AI Is Now Designing the Concrete. Seriously.

By Micah Stennett|Last updated: 25 Mar 2026|5 min read

Here is a question you probably did not expect to think about this week. Can an algorithm design better concrete than a materials engineer?

The answer, it turns out, is increasingly yes. And it matters far more than it sounds.

What Meta Built

Last year, Meta's engineering team published something genuinely interesting. Working with Amrize (one of the world's largest cement manufacturers) and the University of Illinois, they built an open-source AI tool that designs concrete mixes. Not theoretical formulas. Actual concrete that has been poured on an actual data centre slab in Rosemount, Minnesota.

The system uses Bayesian optimisation to balance multiple competing demands at once: compressive strength, curing speed, workability, surface finish, and carbon footprint. A human engineer optimising a concrete mix typically adjusts one variable at a time. The AI evaluates thousands of combinations simultaneously, learning from each test cycle to suggest the next promising formula.

The results are striking. Within two iterations, the AI-designed mixes exceeded standard low-carbon industry formulas across all key metrics. Faster curing. Higher strength. Lower embodied carbon. And the tool is open-source, meaning any concrete supplier can use it.

8%

of all global CO2 emissions come from concrete production

15%

reduction in pricing errors from AI-led valuation tools (PwC)

20%

embodied carbon saved by 3D-printed concrete vs block construction

Why Construction Should Care

Concrete accounts for roughly 8% of all global CO2 emissions, according to the World Economic Forum. In the UK, where the government's net-zero targets increasingly shape procurement decisions, the embodied carbon of structural materials is no longer a footnote. It is a specification requirement.

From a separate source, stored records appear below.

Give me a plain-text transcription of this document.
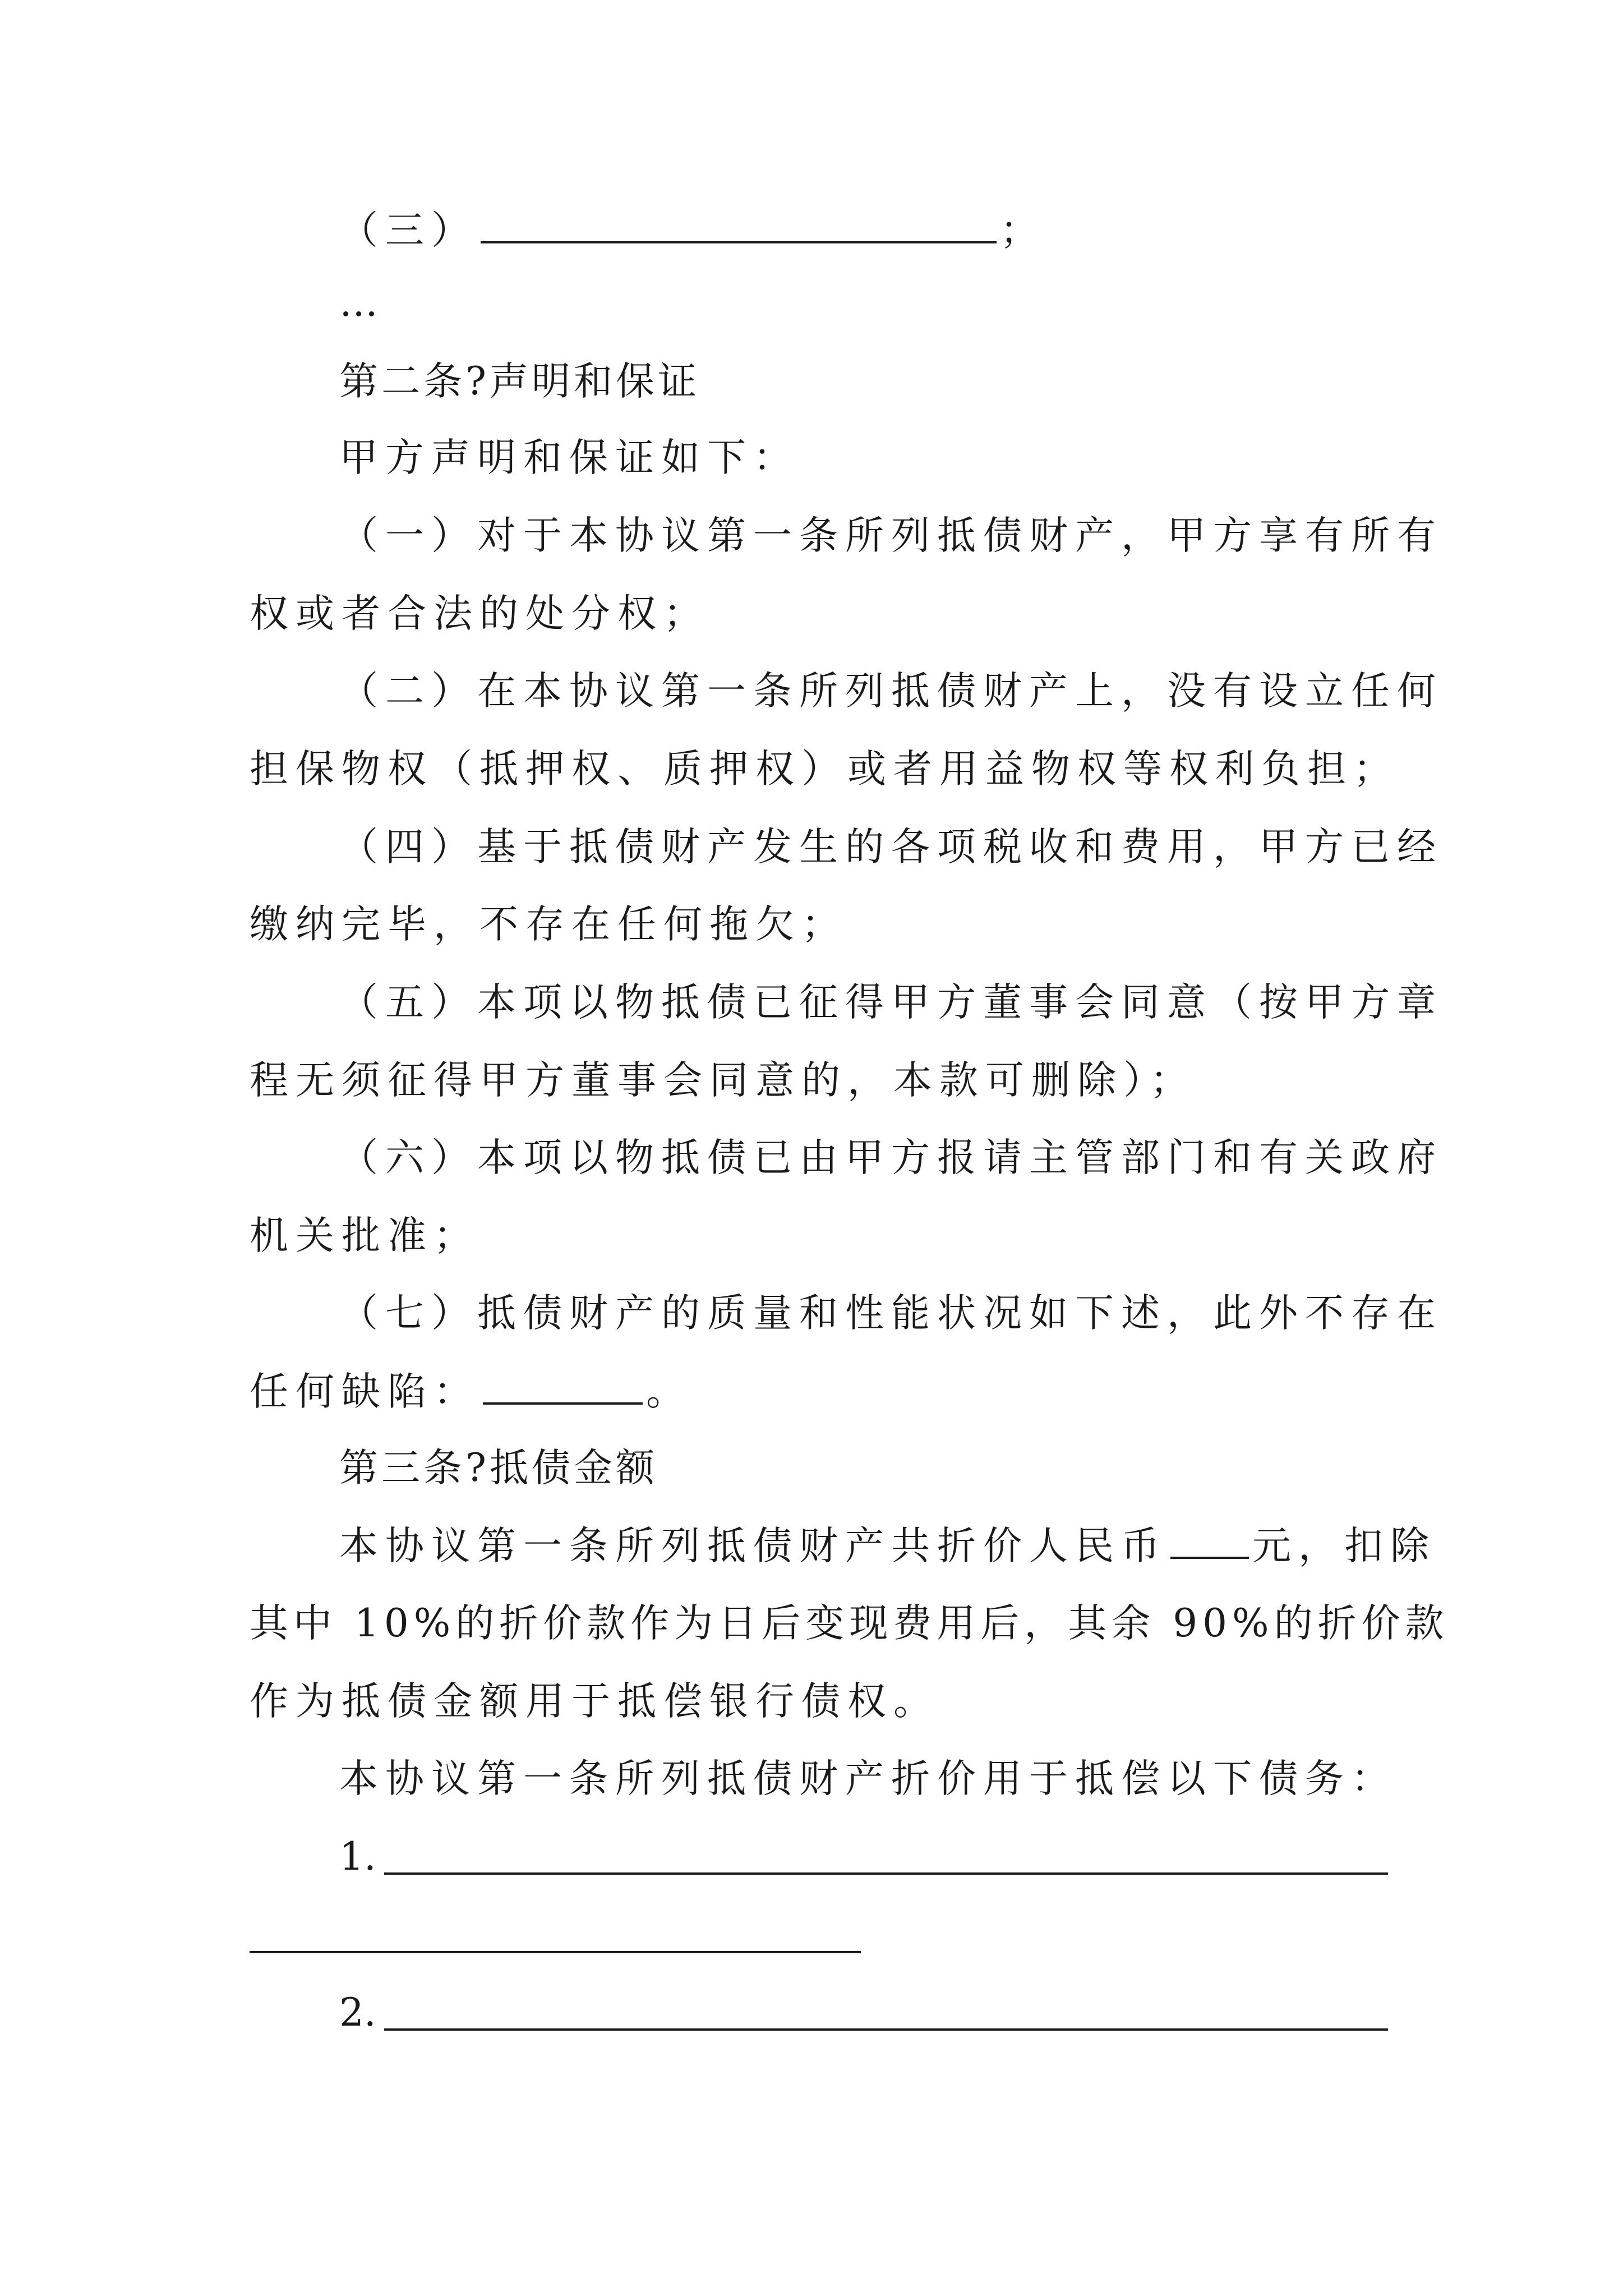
（三）	；
…
第二条?声明和保证
甲方声明和保证如下：
（一）对于本协议第一条所列抵债财产，甲方享有所有
权或者合法的处分权；
（二）在本协议第一条所列抵债财产上，没有设立任何
担保物权（抵押权、质押权）或者用益物权等权利负担；
（四）基于抵债财产发生的各项税收和费用，甲方已经
缴纳完毕，不存在任何拖欠；
（五）本项以物抵债已征得甲方董事会同意（按甲方章
程无须征得甲方董事会同意的，本款可删除）；
（六）本项以物抵债已由甲方报请主管部门和有关政府
机关批准；
（七）抵债财产的质量和性能状况如下述，此外不存在
任何缺陷：	。
第三条?抵债金额
本协议第一条所列抵债财产共折价人民币 元，扣除
其中 10%的折价款作为日后变现费用后，其余 90%的折价款
作为抵债金额用于抵偿银行债权。
本协议第一条所列抵债财产折价用于抵偿以下债务：
1.
2.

For quantity surveyors and project managers, this changes the conversation around material selection. If an AI-optimised concrete mix can deliver the same structural performance with measurably lower carbon, that has direct implications for lifecycle cost assessments, BREEAM scoring, and carbon reporting. It also raises questions about how we evaluate material specifications when the design process itself was algorithmic.

3D Printing Adds Another Layer

The concrete innovation story does not stop at mix design. In Ireland, three council homes in Dundalk have been completed using a 3D printer that fits on a single lorry. The 132-day project is the first in the world to meet internationally recognised technical standards. Each home cost roughly GBP 205,000 to build, and the architects, Manchester-based Harcourt, are already in talks with UK developers about similar projects.

The walls are load-bearing, double-cavity, and built in less than two-thirds of the time taken for standard construction. Compressive strength is about five times that of traditional methods. And the concrete uses locally sourced supplementary materials like GGBS, saving around 20% in embodied carbon compared to standard block construction.

The combination of AI-designed concrete and automated construction methods is not some distant future. It is happening now, on real projects, with real cost and carbon savings.

The Responsible AI Angle

There is a governance dimension here that is easy to miss. When an algorithm designs a concrete mix that gets poured into a structural slab, who validates that formula? The AI optimised for multiple variables simultaneously, but concrete performance depends on local conditions, aggregate sources, ambient temperature, and curing environment. The gap between lab-tested AI output and real-world performance is where professional judgement still matters.

This is not an argument against using AI in materials design. It is an argument for understanding what the AI did, how it made its recommendations, and where human verification fits in the chain. The same principle applies whether you are talking about concrete mix design, automated valuations, or AI-generated planning assessments.

The technology is genuinely impressive. The question is whether the governance is keeping pace.